Early investigators in a topic of study often take for granted that the phenomenon of interest is straightforward to identify and characterize. Differing conceptualizations of the field usually come into focus only after some of the initial work has been done and people are in a position to survey the landmarks of the field and note the points of disagreement. This may be our current state of progress in research on variation and uncertainty, which has been widely investigated both by psychologists (e.g., Kahneman, Solvic, & Tversky, 1982; Konold, 1989; Nisbett, Krantz, Jepson, & Kunda, 1983; Nisbett & Ross, 1980) and by educators (Mokros & Russell, 1995; Pollatsek, Lima, & Well, 1981; Strauss & Bichler, 1988).

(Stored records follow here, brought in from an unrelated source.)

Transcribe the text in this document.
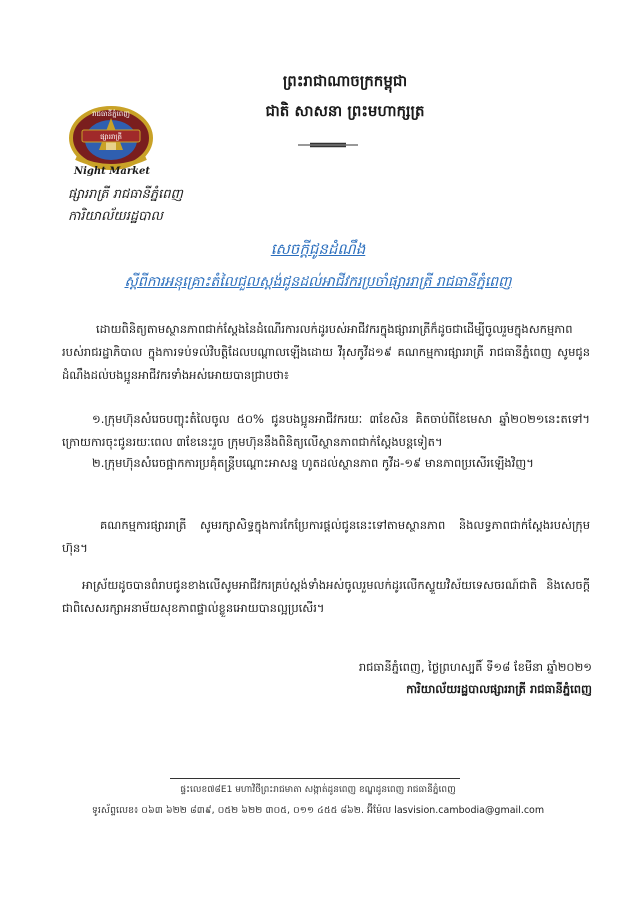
ព្រះរាជាណាចក្រកម្ពុជា
ជាតិ សាសនា ព្រះមហាក្សត្រ
រាជធានីភ្នំពេញ
ផ្សាររាត្រី
Night Market
ផ្សាររាត្រី រាជធានីភ្នំពេញ
ការិយាល័យរដ្ឋបាល
សេចក្តីជូនដំណឹង
ស្តីពីការអនុគ្រោះតំលៃជួលស្តង់ជូនដល់អាជីវករប្រចាំផ្សាររាត្រី រាជធានីភ្នំពេញ
ដោយពិនិត្យតាមស្ថានភាពជាក់ស្តែងនៃដំណើរការលក់ដូរបស់អាជីវករក្នុងផ្សាររាត្រីក៏ដូចជាដើម្បីចូលរួមក្នុងសកម្មភាពរបស់រាជរដ្ឋាភិបាល ក្នុងការទប់ទល់វិបត្តិដែលបណ្តាលឡើងដោយ វីរុសកូវីដ១៩ គណកម្មការផ្សាររាត្រី រាជធានីភ្នំពេញ សូមជូនដំណឹងដល់បងប្អូនអាជីវករទាំងអស់អោយបានជ្រាបថា៖
១.ក្រុមហ៊ុនសំរេចបញ្ចុះតំលៃចូល ៥០% ជូនបងប្អូនអាជីវករយៈ ៣ខែសិន គិតចាប់ពីខែមេសា ឆ្នាំ២០២១នេះតទៅ។ ក្រោយការចុះជូនរយៈពេល ៣ខែនេះរួច ក្រុមហ៊ុននឹងពិនិត្យលើស្ថានភាពជាក់ស្តែងបន្តទៀត។
២.ក្រុមហ៊ុនសំរេចផ្អាកការប្រគុំតន្ត្រីបណ្តោះអាសន្ន ហូតដល់ស្ថានភាព កូវីដ-១៩ មានភាពប្រសើរឡើងវិញ។
គណកម្មការផ្សាររាត្រី សូមរក្សាសិទ្ធក្នុងការកែប្រែការផ្តល់ជូននេះទៅតាមស្ថានភាព និងលទ្ធភាពជាក់ស្តែងរបស់ក្រុមហ៊ុន។
អាស្រ័យដូចបានពំរាបជូនខាងលើសូមអាជីវករគ្រប់ស្តង់ទាំងអស់ចូលរួមលក់ដូរលើកស្ទួយវិស័យទេសចរណ៍ជាតិ និងសេចក្តីជាពិសេសរក្សាអនាម័យសុខភាពផ្ទាល់ខ្លួនអោយបានល្អប្រសើរ។
រាជធានីភ្នំពេញ, ថ្ងៃព្រហស្បតិ៍ ទី១៨ ខែមីនា ឆ្នាំ២០២១
ការិយាល័យរដ្ឋបាលផ្សាររាត្រី រាជធានីភ្នំពេញ
ផ្ទះលេខ៧៨E1 មហាវិថីព្រះរាជមាតា សង្កាត់ដូនពេញ ខណ្ឌដូនពេញ រាជធានីភ្នំពេញ
ទូរស័ព្ទលេខ៖ ០៦៣ ៦២២ ៨៣៩, ០៥២ ៦២២ ៣០៥, ០១១ ៤៥៥ ៨៦២. អ៊ីម៉ែល lasvision.cambodia@gmail.com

Psychological studies typically concern whether and how participants’ informal ways of thinking are consistent with strategies prescribed by a canonical view of concepts like probability, chance, and sample size. Similarly, educational studies tend to focus on how participants learn or think about certain statistics, such as the entailments of the mean of a sample. In this chapter, we describe a somewhat different approach to statistical reasoning, one that emphasizes data modeling (Lehrer & Romberg, 1996). As we describe, a data modeling approach

focuses on how statistical reasoning is recruited as a way of investigating genuine questions about the world. Data modeling is, in fact, what professionals actually do when they reason statistically (Wild & Pfannkuch, 1999), and moreover, it is central to a wide variety of enterprises, including engineering, politics, medicine, and natural science.